Gov’t plans to seal coal
mine in New Zealand
GREYMOUTH, New Zealand—Police and company decisions to halt efforts to recover the bodies of 29 miners killed in the Pike River coal mine last year and to seal the mine, on top of continuing revelations of unsafe conditions prior to the blast, have added to the anger of relatives and union members here.

Police Commissioner Howard Broad told the media January 13 that “the recovery phase of this operation will come to a conclusion.” He passed responsibility for the mine over to receivers PriceWaterhouseCoopers, who said the mine would be “temporarily” sealed.

The police announcement was a focal point of discussion on the tragedy during our January 15-16 visit here. The lack of consultation with families proved a particularly sore point.

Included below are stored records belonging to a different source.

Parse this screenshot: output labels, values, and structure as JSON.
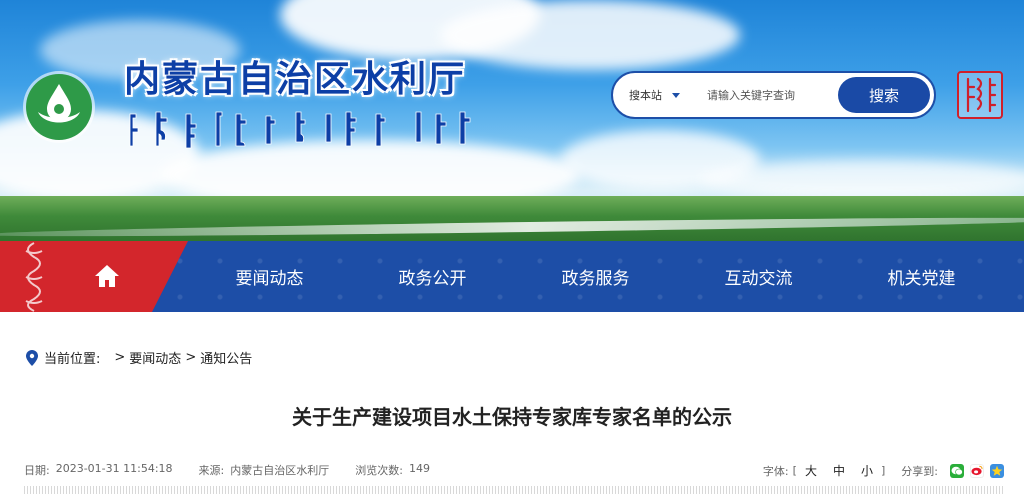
{
  "header": {
    "site_title": "内蒙古自治区水利厅",
    "logo": "water-drop-logo",
    "seal": "mongolian-seal"
  },
  "search": {
    "scope": "搜本站",
    "placeholder": "请输入关键字查询",
    "button_label": "搜索"
  },
  "nav": {
    "home_icon": "home-icon",
    "items": [
      {
        "label": "要闻动态"
      },
      {
        "label": "政务公开"
      },
      {
        "label": "政务服务"
      },
      {
        "label": "互动交流"
      },
      {
        "label": "机关党建"
      }
    ]
  },
  "breadcrumb": {
    "prefix": "当前位置:",
    "sep1": ">",
    "item1": "要闻动态",
    "sep2": ">",
    "item2": "通知公告"
  },
  "article": {
    "title": "关于生产建设项目水土保持专家库专家名单的公示",
    "date_label": "日期:",
    "date": "2023-01-31 11:54:18",
    "source_label": "来源:",
    "source": "内蒙古自治区水利厅",
    "views_label": "浏览次数:",
    "views": "149",
    "font_label": "字体:",
    "bracket_open": "[",
    "font_large": "大",
    "font_medium": "中",
    "font_small": "小",
    "bracket_close": "]",
    "share_label": "分享到:"
  },
  "colors": {
    "primary_blue": "#1d4ea7",
    "home_red": "#d3262c",
    "title_blue": "#0d3fa6",
    "wechat_green": "#2aae3a",
    "weibo_red": "#e6162d",
    "qzone_blue": "#3b8fe0"
  }
}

“I’d like to see my brother in a coffin,” Daniel Duggan told the Militant January 15. His brother Christopher Duggan was among those killed at the Pike River mine, where Daniel also worked as a surface controller.

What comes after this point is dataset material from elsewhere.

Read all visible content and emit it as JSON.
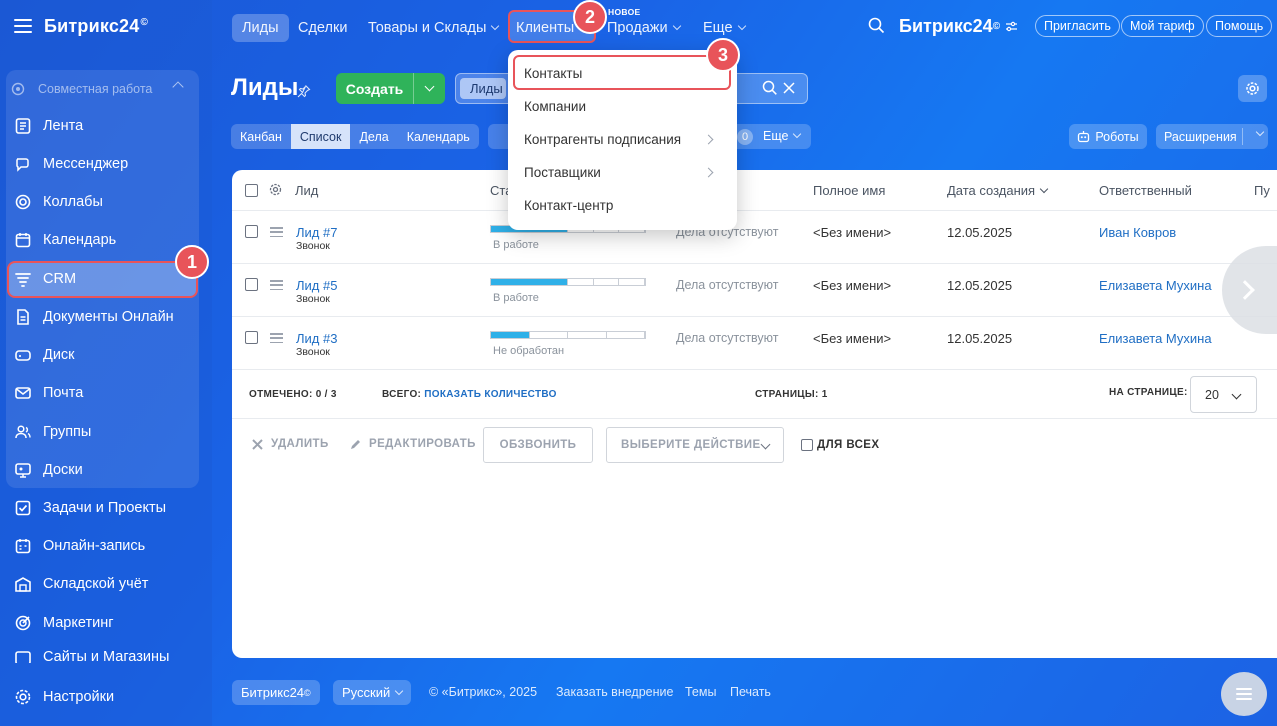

Trevor Bolderson, who is a miner at the nearby Spring Creek Mine and site convenor there for the Engineering, Printing and Manufacturing Union (EPMU), spoke to the Militant January 15.

Whatever the rights or wrongs of the just-announced decision to seal the mine, said Bolderson, “The wrong people are in charge; you don’t have police conduct a search and rescue mission in a coal mine.”

Pike River bosses implemented a flawed plan for the mine. “It’s a one way in, one way out mine,” with a 1.5 mile underground road, said Bolderson, and “the only other exit was through a 150-meter [500-foot] ventilation shaft fitted with a ladder. You saw the flames coming out of that shaft in one of the explosions.”

After slow initial recruitment to the EPMU at the mine, which opened in November 2008, some 75 percent of Pike River workers had joined the union by November 2010, Bolderson said. Despite that progress the union presence at Pike River was weak.

Many workers were new both to the union and the industry, the unionist said, and were thrown straight into the extraction area with minimal training.

In mid-December EPMU president Andrew Little stated that the upcoming Royal Commission of Inquiry must take up revelations that came out in a TV3 “60 Minutes” program. Miner Brent Forrestor and others interviewed “revealed unknown information including a previous gas evacuation” and ignitions underground, according to the television station.

Paul Maunder, a writer and union partisan living in Blackball, added an “ironical footnote” to the story in a January 16 interview with Militant reporters. “When I went to the Pike River site as a volunteer ambulance member on the evening of the disaster,” he told us, “a company poster in the mine's smoke room congratulated the workers on achieving a record production day that very week.” Valma McGowan, whose husband Robert was killed in the Black Reef mine in 2006, told the Militant that she and the EPMU have consistently called for the reinstatement of safety inspectors, which were removed from the mines under legislation in 1992.

Following the Pike River disaster McGowan wrote to Prime Minister John Key, reminding him that in October 2009 and May 2010 she had written to the government urging that it “please look at the other mines in the area, they are an accident waiting to happen.” The prime minister has “blood on [his] hands,” she said. “You come to Greymouth for the memorial service and stood there making a speech which meant nothing! You were the people that had the power to act, to prevent this and chose to do nothing!”